University of California President Michael Drake said the university system has begun an independent investigation of the UCLA response to the violence. The UC hired 21st Century Policing Solutions — a police-tactics consulting firm — to lead the university system's probe of actions taken at UCLA.

Block, meanwhile, said Braziel was leading a high-tech investigation in an effort to identify the people who attacked the encampment the night before it was cleared.

The Federated University Police Officers Association, the union that represents UC police officers, has laid blame for failures in the response to campus unrest on university administrators.

"The written guidelines for roles and responsibilities make clear that senior UC administrators on each campus are solely responsible for the university's response to campus protests; those administrators decide the objective, and campus police are only responsible for tactics in implementing those objectives," FUPOA President Wade Stern said in a statement.

"As such, the UCLA administration owns all the fallout from the response and lack of response to this protest."

Meanwhile, unionized graduate students at UC campuses across the state have been threatening to conduct rolling strikes in response to the handling of pro-Palestinian protests.

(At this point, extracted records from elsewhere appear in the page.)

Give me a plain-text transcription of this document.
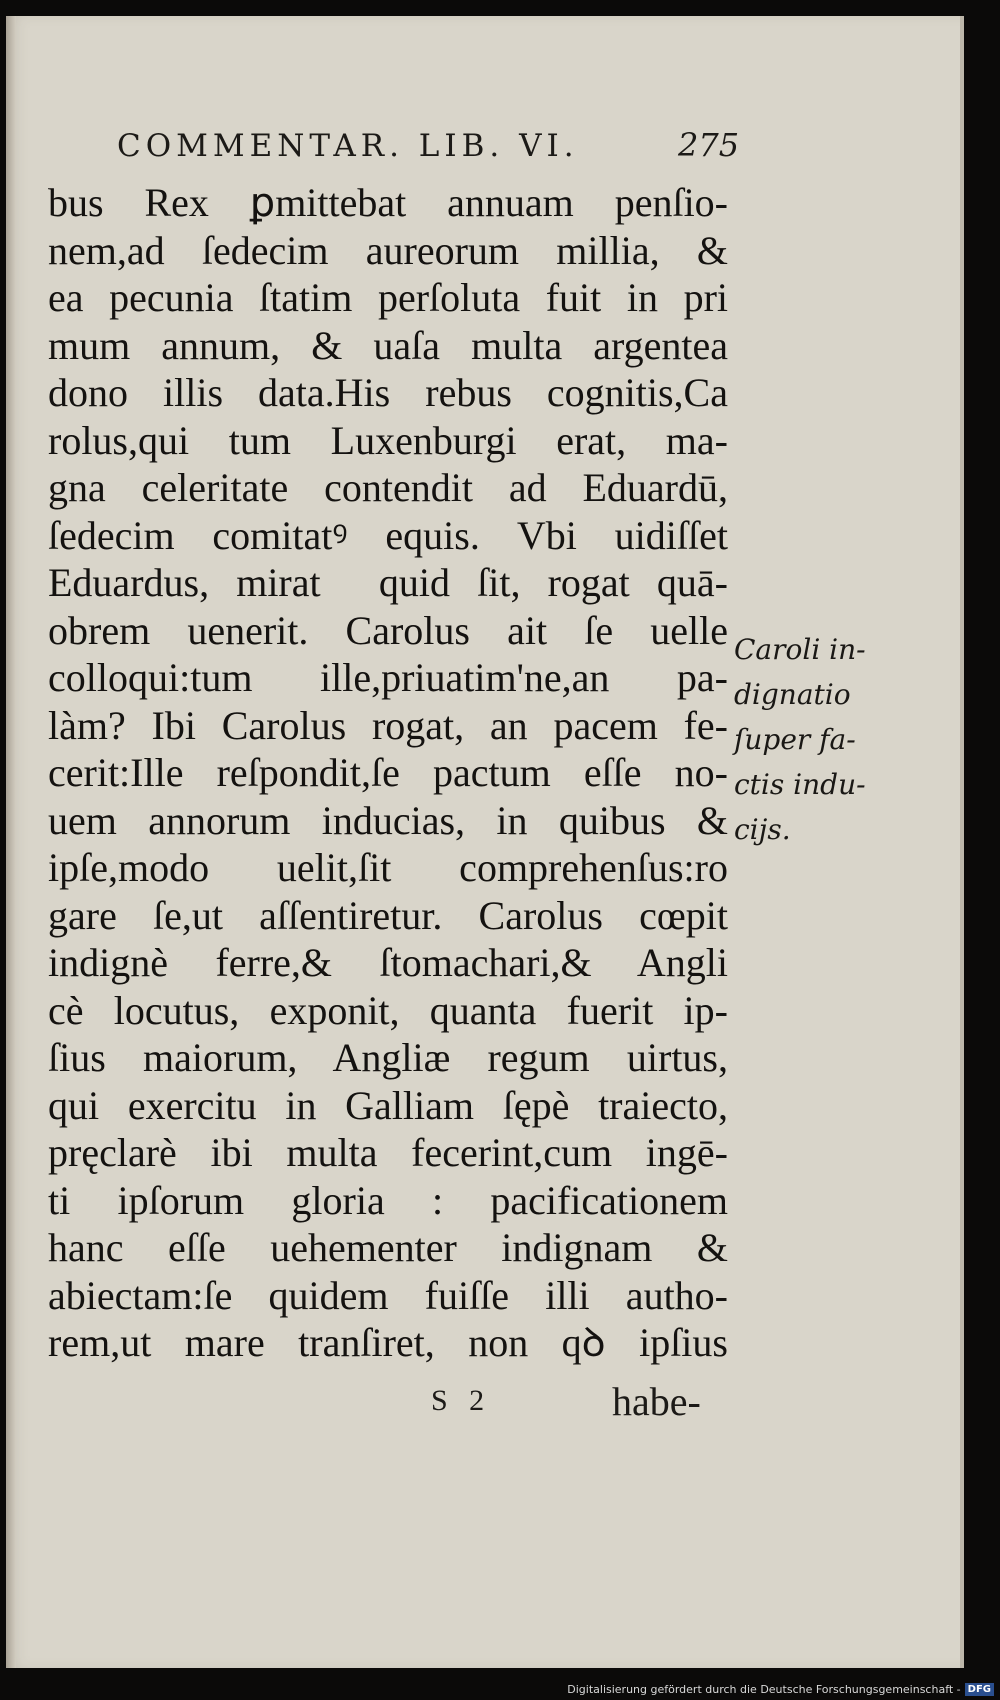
COMMENTAR. LIB. VI.	275
bus Rex ꝑmittebat annuam penſio-
nem,ad ſedecim aureorum millia, &
ea pecunia ſtatim perſoluta fuit in pri
mum annum, & uaſa multa argentea
dono illis data.His rebus cognitis,Ca
rolus,qui tum Luxenburgi erat, ma-
gna celeritate contendit ad Eduardū,
ſedecim comitatꝰ equis. Vbi uidiſſet
Eduardus, miratᷓ quid ſit, rogat quā-
obrem uenerit. Carolus ait ſe uelle
colloqui:tum ille,priuatim'ne,an pa-
làm? Ibi Carolus rogat, an pacem fe-
cerit:Ille reſpondit,ſe pactum eſſe no-
uem annorum inducias, in quibus &
ipſe,modo uelit,ſit comprehenſus:ro
gare ſe,ut aſſentiretur. Carolus cœpit
indignè ferre,& ſtomachari,& Angli
cè locutus, exponit, quanta fuerit ip-
ſius maiorum, Angliæ regum uirtus,
qui exercitu in Galliam ſępè traiecto,
pręclarè ibi multa fecerint,cum ingē-
ti ipſorum gloria : pacificationem
hanc eſſe uehementer indignam &
abiectam:ſe quidem fuiſſe illi autho-
rem,ut mare tranſiret, non qꝺ ipſius
Caroli in-
dignatio
ſuper fa-
ctis indu-
cijs.
S 2	habe-
Digitalisierung gefördert durch die Deutsche Forschungsgemeinschaft - DFG
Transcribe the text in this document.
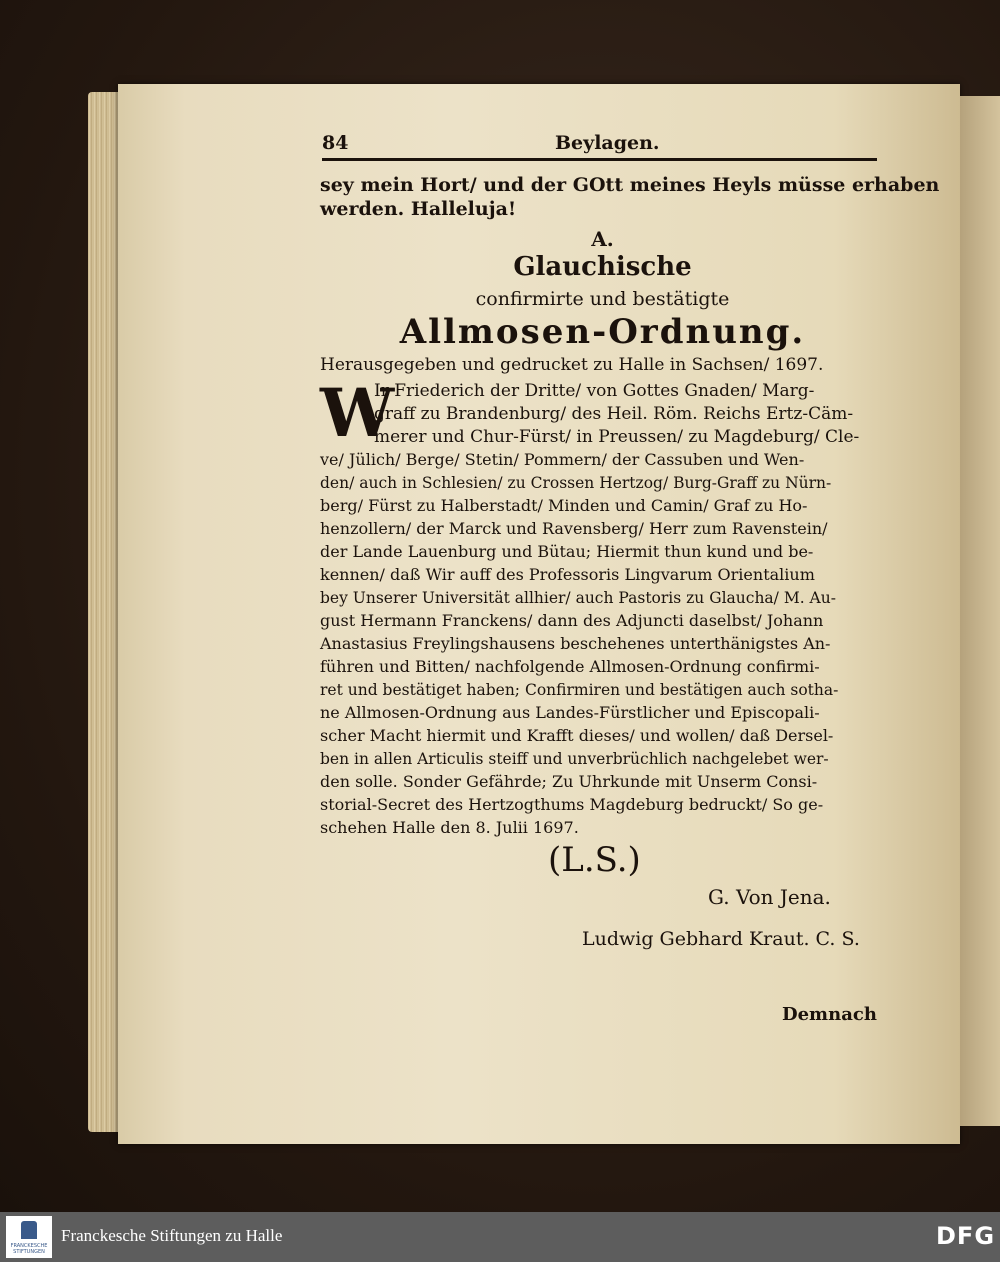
84	Beylagen.
sey mein Hort/ und der GOtt meines Heyls müsse erhaben
werden. Halleluja!
A.
Glauchische
confirmirte und bestätigte
Allmosen-Ordnung.
Herausgegeben und gedrucket zu Halle in Sachsen/ 1697.
W
Ir Friederich der Dritte/ von Gottes Gnaden/ Marg-
graff zu Brandenburg/ des Heil. Röm. Reichs Ertz-Cäm-
merer und Chur-Fürst/ in Preussen/ zu Magdeburg/ Cle-
ve/ Jülich/ Berge/ Stetin/ Pommern/ der Cassuben und Wen-
den/ auch in Schlesien/ zu Crossen Hertzog/ Burg-Graff zu Nürn-
berg/ Fürst zu Halberstadt/ Minden und Camin/ Graf zu Ho-
henzollern/ der Marck und Ravensberg/ Herr zum Ravenstein/
der Lande Lauenburg und Bütau; Hiermit thun kund und be-
kennen/ daß Wir auff des Professoris Lingvarum Orientalium
bey Unserer Universität allhier/ auch Pastoris zu Glaucha/ M. Au-
gust Hermann Franckens/ dann des Adjuncti daselbst/ Johann
Anastasius Freylingshausens beschehenes unterthänigstes An-
führen und Bitten/ nachfolgende Allmosen-Ordnung confirmi-
ret und bestätiget haben; Confirmiren und bestätigen auch sotha-
ne Allmosen-Ordnung aus Landes-Fürstlicher und Episcopali-
scher Macht hiermit und Krafft dieses/ und wollen/ daß Dersel-
ben in allen Articulis steiff und unverbrüchlich nachgelebet wer-
den solle. Sonder Gefährde; Zu Uhrkunde mit Unserm Consi-
storial-Secret des Hertzogthums Magdeburg bedruckt/ So ge-
schehen Halle den 8. Julii 1697.
(L.S.)
G. Von Jena.
Ludwig Gebhard Kraut. C. S.
Demnach
FRANCKESCHE STIFTUNGEN
Franckesche Stiftungen zu Halle	DFG
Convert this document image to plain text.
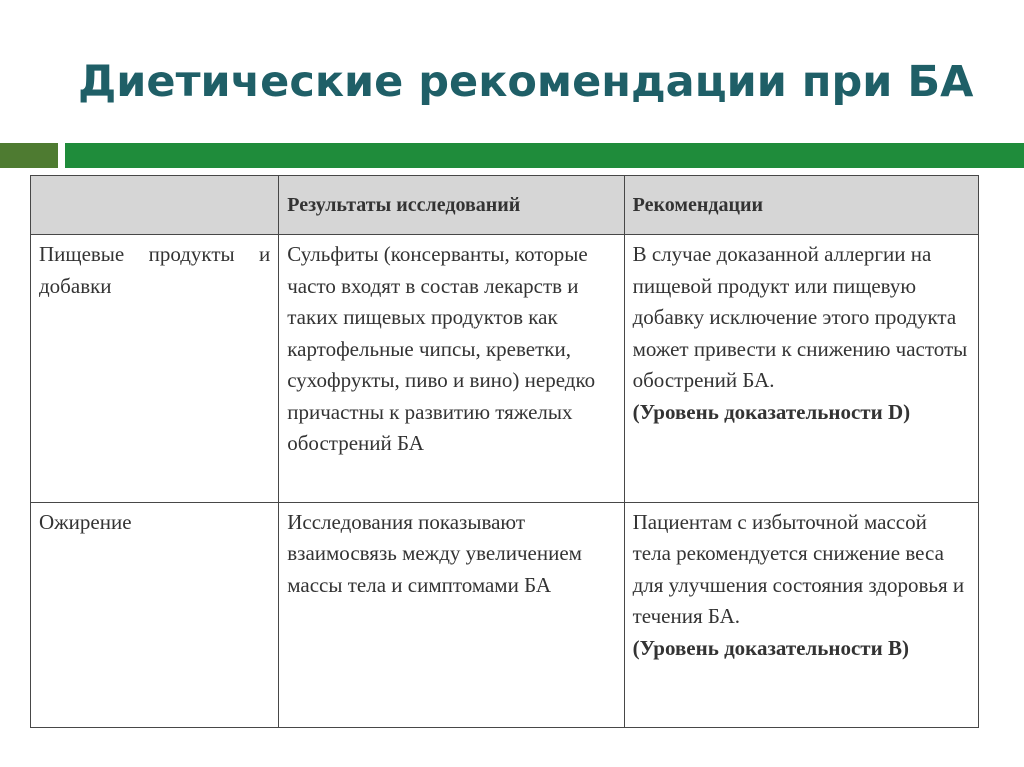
Диетические рекомендации при БА
	Результаты исследований	Рекомендации

Пищевые продукты и добавки	Сульфиты (консерванты, которые часто входят в состав лекарств и таких пищевых продуктов как картофельные чипсы, креветки, сухофрукты, пиво и вино) нередко причастны к развитию тяжелых обострений БА	В случае доказанной аллергии на пищевой продукт или пищевую добавку исключение этого продукта может привести к снижению частоты обострений БА.
(Уровень доказательности D)
Ожирение	Исследования показывают взаимосвязь между увеличением массы тела и симптомами БА	Пациентам с избыточной массой тела рекомендуется снижение веса для улучшения состояния здоровья и течения БА.
(Уровень доказательности B)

Workers have already been striking at UC Santa Cruz, and the union has suggested walkouts could occur at other campuses. The union and the UC system have traded allegations of unfair labor practices.

The union is demanding amnesty for employees and students who took part in protests and are facing disciplinary actions, along with guarantees of free-speech protections and the right to political expression on campus. The UC system said any strikes based on such demands would be illegal, since they are non-labor issues that fall outside the scope of the union's labor agreement.